Its gross profit has increased in each of the last few half-year results. In HY18 the gross margin was 19.4%, in HY19 it increased to 19.5%, in HY20 that rose to 22.7% and in HY21 it improved significantly to 27.3%.
The latest result showed lots of margin improvement. FY21 half-year gross sales rose 97.4% to $638.2 million, gross profit went up 126.2% to $112.9 million, 'adjusted' earnings before interest, tax, depreciation and amortisation (EBITDA) rose 184.4% to $51.7 million and 'adjusted' net profit after tax (NPAT) grew 250.2% to $36.5 million.
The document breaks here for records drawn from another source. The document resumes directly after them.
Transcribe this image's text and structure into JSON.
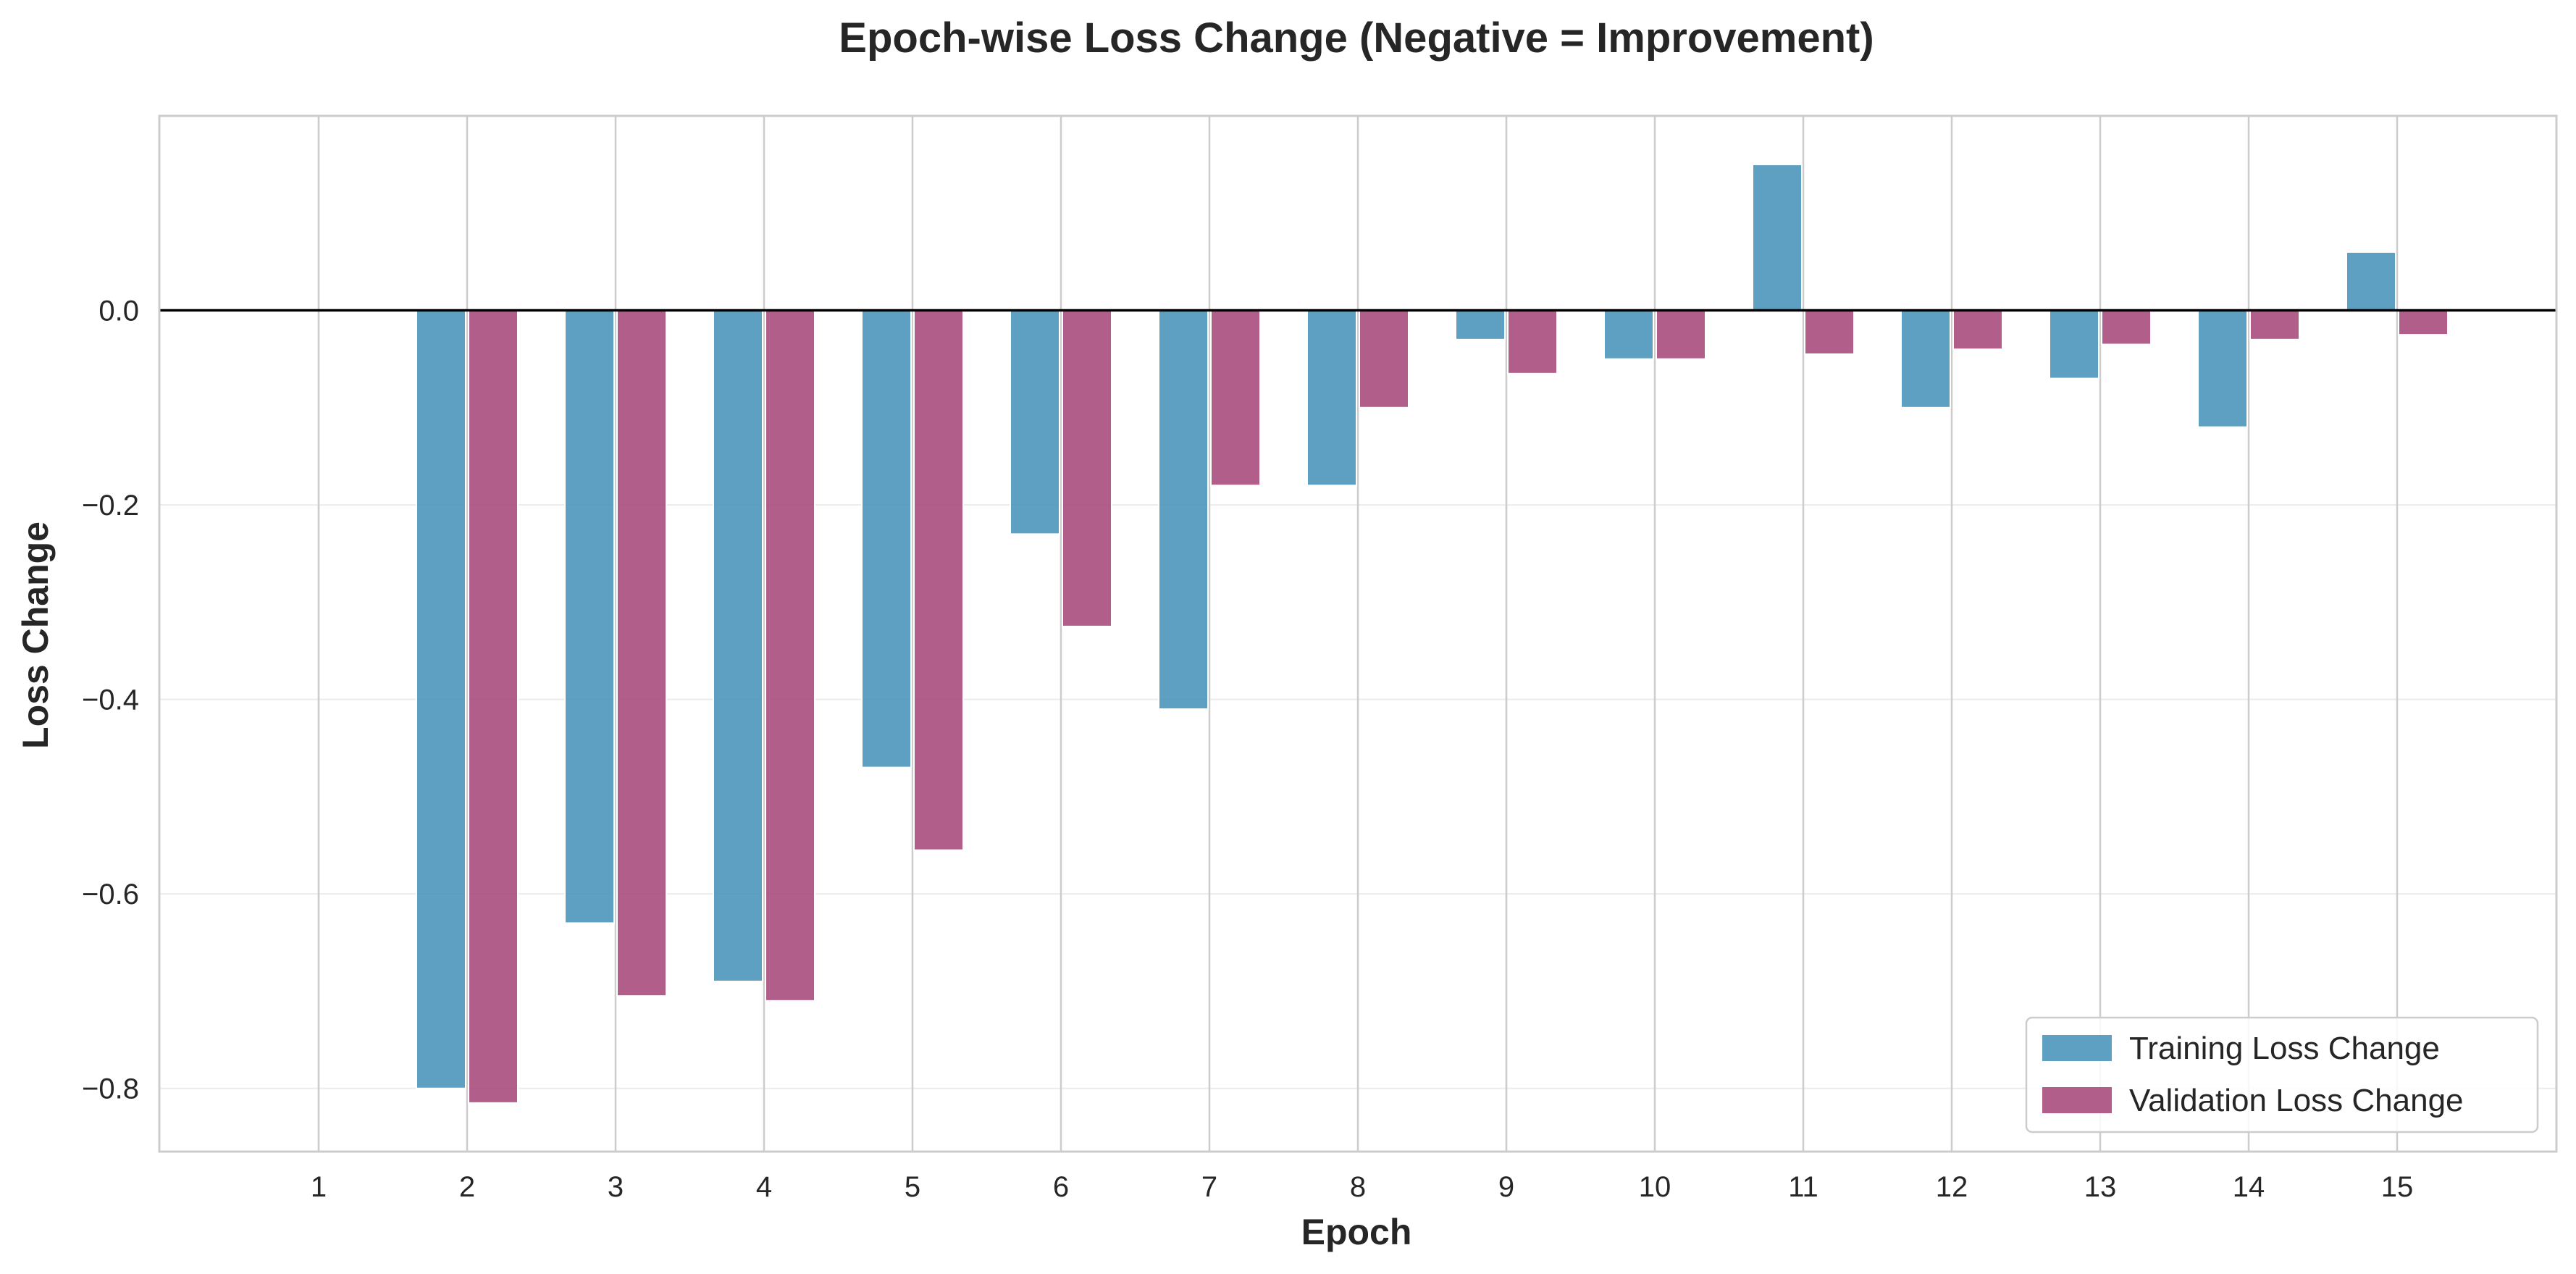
{
  "chart_data": {
    "type": "bar",
    "title": "Epoch-wise Loss Change (Negative = Improvement)",
    "xlabel": "Epoch",
    "ylabel": "Loss Change",
    "categories": [
      "1",
      "2",
      "3",
      "4",
      "5",
      "6",
      "7",
      "8",
      "9",
      "10",
      "11",
      "12",
      "13",
      "14",
      "15"
    ],
    "series": [
      {
        "name": "Training Loss Change",
        "color": "#4b96ba",
        "values": [
          0,
          -0.8,
          -0.63,
          -0.69,
          -0.47,
          -0.23,
          -0.41,
          -0.18,
          -0.03,
          -0.05,
          0.15,
          -0.1,
          -0.07,
          -0.12,
          0.06
        ]
      },
      {
        "name": "Validation Loss Change",
        "color": "#a84d7e",
        "values": [
          0,
          -0.815,
          -0.705,
          -0.71,
          -0.555,
          -0.325,
          -0.18,
          -0.1,
          -0.065,
          -0.05,
          -0.045,
          -0.04,
          -0.035,
          -0.03,
          -0.025
        ]
      }
    ],
    "yticks": [
      "−0.8",
      "−0.6",
      "−0.4",
      "−0.2",
      "0.0"
    ],
    "ytick_values": [
      -0.8,
      -0.6,
      -0.4,
      -0.2,
      0.0
    ],
    "ylim": [
      -0.865,
      0.2
    ],
    "grid": true,
    "legend_position": "lower-right"
  }
}
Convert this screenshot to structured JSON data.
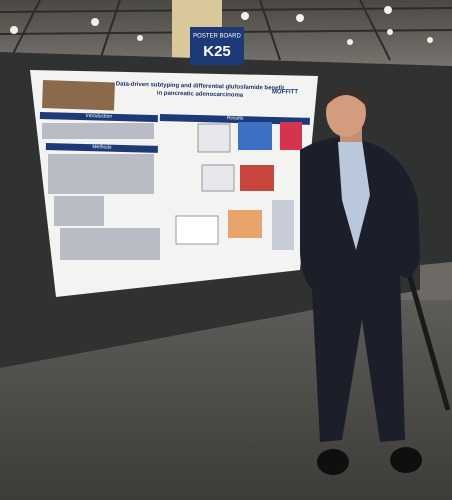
{
  "sign": {
    "label": "POSTER BOARD",
    "number": "K25"
  },
  "poster": {
    "title": "Data-driven subtyping and differential glufosfamide benefit",
    "subtitle": "in pancreatic adenocarcinoma",
    "logo": "MOFFITT",
    "sections": [
      "Introduction",
      "Methods",
      "Results"
    ]
  }
}
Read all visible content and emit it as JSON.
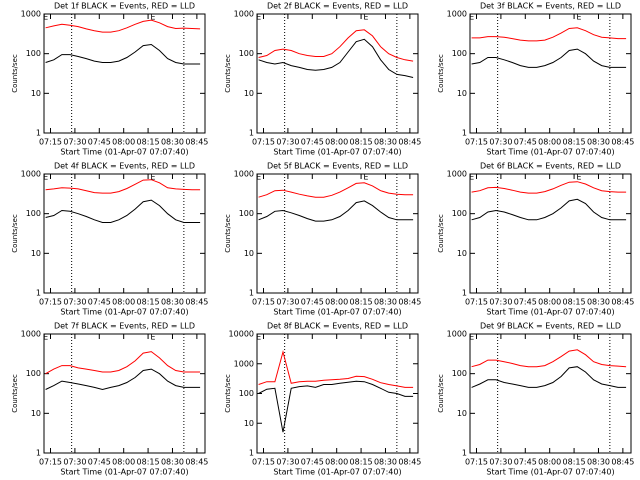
{
  "chart_data": [
    {
      "type": "line",
      "title": "Det 1f BLACK = Events, RED = LLD",
      "xlabel": "Start Time (01-Apr-07 07:07:40)",
      "ylabel": "Counts/sec",
      "log_y": true,
      "x": [
        "07:12",
        "07:17",
        "07:22",
        "07:27",
        "07:32",
        "07:37",
        "07:42",
        "07:47",
        "07:52",
        "07:57",
        "08:02",
        "08:07",
        "08:12",
        "08:17",
        "08:22",
        "08:27",
        "08:32",
        "08:37",
        "08:42",
        "08:47"
      ],
      "xlim": [
        "07:11",
        "08:50"
      ],
      "xticks": [
        "07:15",
        "07:30",
        "07:45",
        "08:00",
        "08:15",
        "08:30",
        "08:45"
      ],
      "ylim": [
        1,
        1000
      ],
      "yticks": [
        1,
        10,
        100,
        1000
      ],
      "vlines": [
        "07:28",
        "08:37"
      ],
      "annotations": [
        {
          "x": "07:12",
          "text": "E"
        },
        {
          "x": "08:18",
          "text": "E"
        }
      ],
      "series": [
        {
          "color": "#000000",
          "values": [
            60,
            70,
            95,
            95,
            85,
            75,
            65,
            60,
            60,
            65,
            80,
            110,
            160,
            170,
            120,
            75,
            60,
            55,
            55,
            55
          ]
        },
        {
          "color": "#ff0000",
          "values": [
            450,
            500,
            550,
            520,
            480,
            420,
            380,
            350,
            350,
            380,
            450,
            550,
            650,
            700,
            600,
            480,
            430,
            440,
            430,
            420
          ]
        }
      ]
    },
    {
      "type": "line",
      "title": "Det 2f BLACK = Events, RED = LLD",
      "xlabel": "Start Time (01-Apr-07 07:07:40)",
      "ylabel": "Counts/sec",
      "log_y": true,
      "x": [
        "07:12",
        "07:17",
        "07:22",
        "07:27",
        "07:32",
        "07:37",
        "07:42",
        "07:47",
        "07:52",
        "07:57",
        "08:02",
        "08:07",
        "08:12",
        "08:17",
        "08:22",
        "08:27",
        "08:32",
        "08:37",
        "08:42",
        "08:47"
      ],
      "xlim": [
        "07:11",
        "08:50"
      ],
      "xticks": [
        "07:15",
        "07:30",
        "07:45",
        "08:00",
        "08:15",
        "08:30",
        "08:45"
      ],
      "ylim": [
        1,
        1000
      ],
      "yticks": [
        1,
        10,
        100,
        1000
      ],
      "vlines": [
        "07:28",
        "08:37"
      ],
      "annotations": [
        {
          "x": "07:12",
          "text": "E"
        },
        {
          "x": "08:18",
          "text": "E"
        }
      ],
      "series": [
        {
          "color": "#000000",
          "values": [
            70,
            60,
            55,
            60,
            50,
            45,
            40,
            38,
            40,
            45,
            60,
            110,
            200,
            230,
            150,
            70,
            40,
            30,
            28,
            25
          ]
        },
        {
          "color": "#ff0000",
          "values": [
            80,
            90,
            120,
            130,
            120,
            100,
            90,
            85,
            85,
            100,
            150,
            250,
            380,
            400,
            280,
            150,
            100,
            80,
            70,
            65
          ]
        }
      ]
    },
    {
      "type": "line",
      "title": "Det 3f BLACK = Events, RED = LLD",
      "xlabel": "Start Time (01-Apr-07 07:07:40)",
      "ylabel": "Counts/sec",
      "log_y": true,
      "x": [
        "07:12",
        "07:17",
        "07:22",
        "07:27",
        "07:32",
        "07:37",
        "07:42",
        "07:47",
        "07:52",
        "07:57",
        "08:02",
        "08:07",
        "08:12",
        "08:17",
        "08:22",
        "08:27",
        "08:32",
        "08:37",
        "08:42",
        "08:47"
      ],
      "xlim": [
        "07:11",
        "08:50"
      ],
      "xticks": [
        "07:15",
        "07:30",
        "07:45",
        "08:00",
        "08:15",
        "08:30",
        "08:45"
      ],
      "ylim": [
        1,
        1000
      ],
      "yticks": [
        1,
        10,
        100,
        1000
      ],
      "vlines": [
        "07:28",
        "08:37"
      ],
      "annotations": [
        {
          "x": "07:12",
          "text": "E"
        },
        {
          "x": "08:18",
          "text": "E"
        }
      ],
      "series": [
        {
          "color": "#000000",
          "values": [
            55,
            60,
            80,
            80,
            70,
            60,
            50,
            45,
            45,
            50,
            60,
            80,
            120,
            130,
            100,
            65,
            50,
            45,
            45,
            45
          ]
        },
        {
          "color": "#ff0000",
          "values": [
            250,
            250,
            270,
            270,
            260,
            240,
            220,
            210,
            210,
            220,
            260,
            330,
            430,
            450,
            380,
            300,
            260,
            250,
            240,
            240
          ]
        }
      ]
    },
    {
      "type": "line",
      "title": "Det 4f BLACK = Events, RED = LLD",
      "xlabel": "Start Time (01-Apr-07 07:07:40)",
      "ylabel": "Counts/sec",
      "log_y": true,
      "x": [
        "07:12",
        "07:17",
        "07:22",
        "07:27",
        "07:32",
        "07:37",
        "07:42",
        "07:47",
        "07:52",
        "07:57",
        "08:02",
        "08:07",
        "08:12",
        "08:17",
        "08:22",
        "08:27",
        "08:32",
        "08:37",
        "08:42",
        "08:47"
      ],
      "xlim": [
        "07:11",
        "08:50"
      ],
      "xticks": [
        "07:15",
        "07:30",
        "07:45",
        "08:00",
        "08:15",
        "08:30",
        "08:45"
      ],
      "ylim": [
        1,
        1000
      ],
      "yticks": [
        1,
        10,
        100,
        1000
      ],
      "vlines": [
        "07:28",
        "08:37"
      ],
      "annotations": [
        {
          "x": "07:12",
          "text": "E"
        },
        {
          "x": "08:18",
          "text": "E"
        }
      ],
      "series": [
        {
          "color": "#000000",
          "values": [
            80,
            90,
            120,
            115,
            100,
            85,
            70,
            60,
            60,
            70,
            90,
            130,
            200,
            220,
            160,
            100,
            70,
            60,
            60,
            60
          ]
        },
        {
          "color": "#ff0000",
          "values": [
            400,
            420,
            450,
            440,
            420,
            380,
            340,
            330,
            330,
            360,
            430,
            550,
            700,
            720,
            600,
            450,
            420,
            410,
            400,
            400
          ]
        }
      ]
    },
    {
      "type": "line",
      "title": "Det 5f BLACK = Events, RED = LLD",
      "xlabel": "Start Time (01-Apr-07 07:07:40)",
      "ylabel": "Counts/sec",
      "log_y": true,
      "x": [
        "07:12",
        "07:17",
        "07:22",
        "07:27",
        "07:32",
        "07:37",
        "07:42",
        "07:47",
        "07:52",
        "07:57",
        "08:02",
        "08:07",
        "08:12",
        "08:17",
        "08:22",
        "08:27",
        "08:32",
        "08:37",
        "08:42",
        "08:47"
      ],
      "xlim": [
        "07:11",
        "08:50"
      ],
      "xticks": [
        "07:15",
        "07:30",
        "07:45",
        "08:00",
        "08:15",
        "08:30",
        "08:45"
      ],
      "ylim": [
        1,
        1000
      ],
      "yticks": [
        1,
        10,
        100,
        1000
      ],
      "vlines": [
        "07:28",
        "08:37"
      ],
      "annotations": [
        {
          "x": "07:12",
          "text": "E"
        },
        {
          "x": "08:18",
          "text": "E"
        }
      ],
      "series": [
        {
          "color": "#000000",
          "values": [
            70,
            85,
            115,
            120,
            105,
            90,
            75,
            65,
            65,
            70,
            85,
            120,
            190,
            210,
            160,
            110,
            80,
            70,
            70,
            70
          ]
        },
        {
          "color": "#ff0000",
          "values": [
            260,
            300,
            380,
            390,
            350,
            310,
            280,
            260,
            260,
            290,
            350,
            450,
            580,
            600,
            500,
            380,
            330,
            310,
            300,
            300
          ]
        }
      ]
    },
    {
      "type": "line",
      "title": "Det 6f BLACK = Events, RED = LLD",
      "xlabel": "Start Time (01-Apr-07 07:07:40)",
      "ylabel": "Counts/sec",
      "log_y": true,
      "x": [
        "07:12",
        "07:17",
        "07:22",
        "07:27",
        "07:32",
        "07:37",
        "07:42",
        "07:47",
        "07:52",
        "07:57",
        "08:02",
        "08:07",
        "08:12",
        "08:17",
        "08:22",
        "08:27",
        "08:32",
        "08:37",
        "08:42",
        "08:47"
      ],
      "xlim": [
        "07:11",
        "08:50"
      ],
      "xticks": [
        "07:15",
        "07:30",
        "07:45",
        "08:00",
        "08:15",
        "08:30",
        "08:45"
      ],
      "ylim": [
        1,
        1000
      ],
      "yticks": [
        1,
        10,
        100,
        1000
      ],
      "vlines": [
        "07:28",
        "08:37"
      ],
      "annotations": [
        {
          "x": "07:12",
          "text": "E"
        },
        {
          "x": "08:18",
          "text": "E"
        }
      ],
      "series": [
        {
          "color": "#000000",
          "values": [
            70,
            80,
            110,
            120,
            110,
            95,
            80,
            70,
            70,
            80,
            100,
            140,
            210,
            230,
            180,
            110,
            80,
            70,
            70,
            70
          ]
        },
        {
          "color": "#ff0000",
          "values": [
            350,
            380,
            450,
            460,
            430,
            390,
            350,
            330,
            330,
            360,
            420,
            520,
            620,
            640,
            560,
            450,
            380,
            360,
            350,
            350
          ]
        }
      ]
    },
    {
      "type": "line",
      "title": "Det 7f BLACK = Events, RED = LLD",
      "xlabel": "Start Time (01-Apr-07 07:07:40)",
      "ylabel": "Counts/sec",
      "log_y": true,
      "x": [
        "07:12",
        "07:17",
        "07:22",
        "07:27",
        "07:32",
        "07:37",
        "07:42",
        "07:47",
        "07:52",
        "07:57",
        "08:02",
        "08:07",
        "08:12",
        "08:17",
        "08:22",
        "08:27",
        "08:32",
        "08:37",
        "08:42",
        "08:47"
      ],
      "xlim": [
        "07:11",
        "08:50"
      ],
      "xticks": [
        "07:15",
        "07:30",
        "07:45",
        "08:00",
        "08:15",
        "08:30",
        "08:45"
      ],
      "ylim": [
        1,
        1000
      ],
      "yticks": [
        1,
        10,
        100,
        1000
      ],
      "vlines": [
        "07:28",
        "08:37"
      ],
      "annotations": [
        {
          "x": "07:12",
          "text": "E"
        },
        {
          "x": "08:18",
          "text": "E"
        }
      ],
      "series": [
        {
          "color": "#000000",
          "values": [
            40,
            50,
            65,
            60,
            55,
            50,
            45,
            40,
            45,
            50,
            60,
            80,
            120,
            130,
            100,
            65,
            50,
            45,
            45,
            45
          ]
        },
        {
          "color": "#ff0000",
          "values": [
            100,
            130,
            160,
            160,
            140,
            130,
            120,
            110,
            110,
            120,
            150,
            210,
            330,
            360,
            250,
            160,
            120,
            110,
            110,
            110
          ]
        }
      ]
    },
    {
      "type": "line",
      "title": "Det 8f BLACK = Events, RED = LLD",
      "xlabel": "Start Time (01-Apr-07 07:07:40)",
      "ylabel": "Counts/sec",
      "log_y": true,
      "x": [
        "07:12",
        "07:17",
        "07:22",
        "07:27",
        "07:32",
        "07:37",
        "07:42",
        "07:47",
        "07:52",
        "07:57",
        "08:02",
        "08:07",
        "08:12",
        "08:17",
        "08:22",
        "08:27",
        "08:32",
        "08:37",
        "08:42",
        "08:47"
      ],
      "xlim": [
        "07:11",
        "08:50"
      ],
      "xticks": [
        "07:15",
        "07:30",
        "07:45",
        "08:00",
        "08:15",
        "08:30",
        "08:45"
      ],
      "ylim": [
        1,
        10000
      ],
      "yticks": [
        1,
        10,
        100,
        1000,
        10000
      ],
      "vlines": [
        "07:28",
        "08:37"
      ],
      "annotations": [
        {
          "x": "07:12",
          "text": "E"
        }
      ],
      "series": [
        {
          "color": "#000000",
          "values": [
            100,
            140,
            150,
            5,
            150,
            170,
            180,
            160,
            200,
            200,
            220,
            240,
            260,
            250,
            200,
            150,
            110,
            100,
            80,
            80
          ]
        },
        {
          "color": "#ff0000",
          "values": [
            200,
            250,
            250,
            2500,
            220,
            250,
            260,
            260,
            280,
            290,
            300,
            320,
            380,
            370,
            300,
            230,
            200,
            180,
            160,
            160
          ]
        }
      ]
    },
    {
      "type": "line",
      "title": "Det 9f BLACK = Events, RED = LLD",
      "xlabel": "Start Time (01-Apr-07 07:07:40)",
      "ylabel": "Counts/sec",
      "log_y": true,
      "x": [
        "07:12",
        "07:17",
        "07:22",
        "07:27",
        "07:32",
        "07:37",
        "07:42",
        "07:47",
        "07:52",
        "07:57",
        "08:02",
        "08:07",
        "08:12",
        "08:17",
        "08:22",
        "08:27",
        "08:32",
        "08:37",
        "08:42",
        "08:47"
      ],
      "xlim": [
        "07:11",
        "08:50"
      ],
      "xticks": [
        "07:15",
        "07:30",
        "07:45",
        "08:00",
        "08:15",
        "08:30",
        "08:45"
      ],
      "ylim": [
        1,
        1000
      ],
      "yticks": [
        1,
        10,
        100,
        1000
      ],
      "vlines": [
        "07:28",
        "08:37"
      ],
      "annotations": [
        {
          "x": "07:12",
          "text": "E"
        },
        {
          "x": "08:18",
          "text": "E"
        }
      ],
      "series": [
        {
          "color": "#000000",
          "values": [
            45,
            55,
            70,
            70,
            60,
            55,
            50,
            45,
            45,
            50,
            60,
            85,
            140,
            150,
            110,
            70,
            55,
            50,
            45,
            45
          ]
        },
        {
          "color": "#ff0000",
          "values": [
            150,
            170,
            220,
            220,
            200,
            180,
            160,
            150,
            150,
            160,
            200,
            270,
            370,
            400,
            300,
            200,
            170,
            160,
            155,
            150
          ]
        }
      ]
    }
  ]
}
Kogan says that it continues to deliver significant projects to grow its products and services offering, while heavily investing in its brands.
Rewarding shareholders
Many ASX tech shares don't have a sizeable dividend yield. However, for the HY21 result, the board decided to pay a dividend of $0.16 per share – which is a payout ratio of 72.7%. That leaves plenty of profit left for re-investment for more growth.
Kogan has a FY21 expected grossed-up dividend yield of 4% at the current Kogan share price according to Commsec.